Oct 14 2020

What Government Needs to Know About the SASE Framework

The secure access service edge approach converges networking and security to deliver improved performance and visibility.

In 2019, Gartner proposed a new architecture that flipped the traditional stack, converging networking and security into something called the secure access service edge, or SASE (pronounced “sassy”) for short.

Digital transformation, a rise in remote work and ongoing cloud adoption were already forcing agencies to manage risk in new ways — and that was before the pandemic. The coronavirus, as we all know, forced an unprecedented mass shift to telework, which has accelerated those trends even more.

Today, government employees are accessing data and applications from more devices and geographies than ever before. From a security perspective, that means people are the new perimeter. As data and applications continue to leave the data center, there’s no need to route users through it for access. In order to keep this new perimeter secure, however, a cloud-native approach to both security and networking is crucial.

EXPLORE: Find out how agencies can shift away from perimeter-based defenses.

What Is the SASE Framework?

The technologies that make up a SASE architecture are not necessarily new. Instead, what’s new is their convergence, or level of connectivity. Simply bundling traditional networking and security stacks and putting them in the cloud is insufficient. It creates holes for attackers and can lead to straining resources and racking up extra costs. I’m reminded of regional security stacks of nonintegrated, multivendor, best-of-breed solutions of the past decade that cost a lot and delivered very little.

Software-defined wide-area networking (SD-WAN), zero trustcloud access security brokers (CASBs) and Firewall as a Service are common core ingredients of a SASE suite. In a nutshell, SASE is a framework for these technologies to be rearchitected and redesigned in the cloud. Many organizations were already connecting straight to the cloud using SD-WAN technologies, which bypass centralized premises-based security gateways. But that shift cannot overlook crucial security defenses, which must be able to function wherever users are interacting with data.

SD-WAN solutions should seamlessly utilize cloud-based web security and CASB services to scan and monitor traffic across all locations. If a user accesses a cloud app and begins transferring sensitive information to a thumb drive, that must be detected and blocked. Without such capabilities, you cannot protect data in the cloud.

Meanwhile, zero trust means that no users are trusted by default. In fact, zero trust states that organizations need to proactively control all interactions between people, data and systems to control risks.

Users must be authenticated by identity, credential, and access management and identity and access management. But authentication can’t stop at the front door. User monitoring is also required to detect any anomalous actions that might signal either inadvertent risk or an actual breach, and then offer a dynamic, quick way to respond. Inspection and understanding of data policies is required in a SASE framework to properly apply policies.

The Benefits of a SASE Approach for Agencies

All of these components must work together in order for a SASE framework to become reality. Once again, unified, cloud-native services are particularly important with workers logging on from all across the globe. There are countless benefits to embracing SASE.

For one, networking teams can improve performance and consolidate the number of devices they must deploy. At the same time, security teams are regaining visibility and control of data at the user level.

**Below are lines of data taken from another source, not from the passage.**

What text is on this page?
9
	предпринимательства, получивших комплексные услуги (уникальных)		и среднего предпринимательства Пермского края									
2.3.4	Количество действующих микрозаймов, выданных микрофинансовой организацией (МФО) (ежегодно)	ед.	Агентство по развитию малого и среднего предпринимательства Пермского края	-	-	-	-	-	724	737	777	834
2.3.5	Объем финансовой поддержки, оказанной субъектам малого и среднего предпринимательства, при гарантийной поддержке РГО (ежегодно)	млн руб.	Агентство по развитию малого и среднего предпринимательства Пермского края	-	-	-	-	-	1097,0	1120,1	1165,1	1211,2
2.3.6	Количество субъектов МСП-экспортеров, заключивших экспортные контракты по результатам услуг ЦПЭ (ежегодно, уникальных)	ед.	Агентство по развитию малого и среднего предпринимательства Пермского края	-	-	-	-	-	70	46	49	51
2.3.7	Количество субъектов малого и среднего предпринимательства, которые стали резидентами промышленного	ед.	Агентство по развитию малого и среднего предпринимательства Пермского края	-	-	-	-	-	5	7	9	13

By following a SASE framework, agencies can provide consistent firewalls, intrusion prevention, web security and cloud app access control everywhere, managed from a single console in the cloud. Operations speed up and friction is removed, preventing a slowdown by traditional security services and architectures.

Even before the pandemic, vendors were eager to take advantage of the new, growing SASE market. According to Gartner, 20 percent of enterprises will have adopted these capabilities from a single vendor by 2023, compared with just 5 percent in 2019. I think we’ll find these numbers to be low in retrospect, as the coronavirus pandemic forces and accelerates a massive move to the cloud.

But not all SASE architectures are equally well integrated. Some vendors cut down their time to market through acquisitions or partnerships — a shortcut to convergence. Vendors who link a wide swath of disparate services may not manage them as well, and their platforms may have higher latency. However, this market is evolving very quickly. Since so many agencies are working to totally rethink their approach to cybersecurity in the wake of the pandemic, it may be better to begin with short-term contracts to test utilization, ease of use and effectiveness. Since these products are offered as a service, subscription licensing may be available across offerings, which allows for greater flexibility.

DOWNLOAD: Read this white paper to explore how next-generation endpoint security solutions can help your agency.

Why SASE Makes Sense Amid the Pandemic

When Gartner proposed the SASE architecture last year, there was no way to guess that a pandemic was just around the bend. What passes for normalcy in the wake of the coronavirus is vastly different from what passed for normalcy just a year or two ago.

Yet, despite how much has changed, the SASE framework was, in a sense, ahead of its time. The pandemic simply accelerated the need to combine networking and security into a single architecture, so users can go directly to the cloud without putting sensitive data or applications at risk.

SASE represents a fantastic starting point for federal agencies who are currently rethinking their infrastructure and security. The key is being judicious about which vendors they choose and fully understanding desired outcomes and how seamlessly different components of their SASE architecture work together.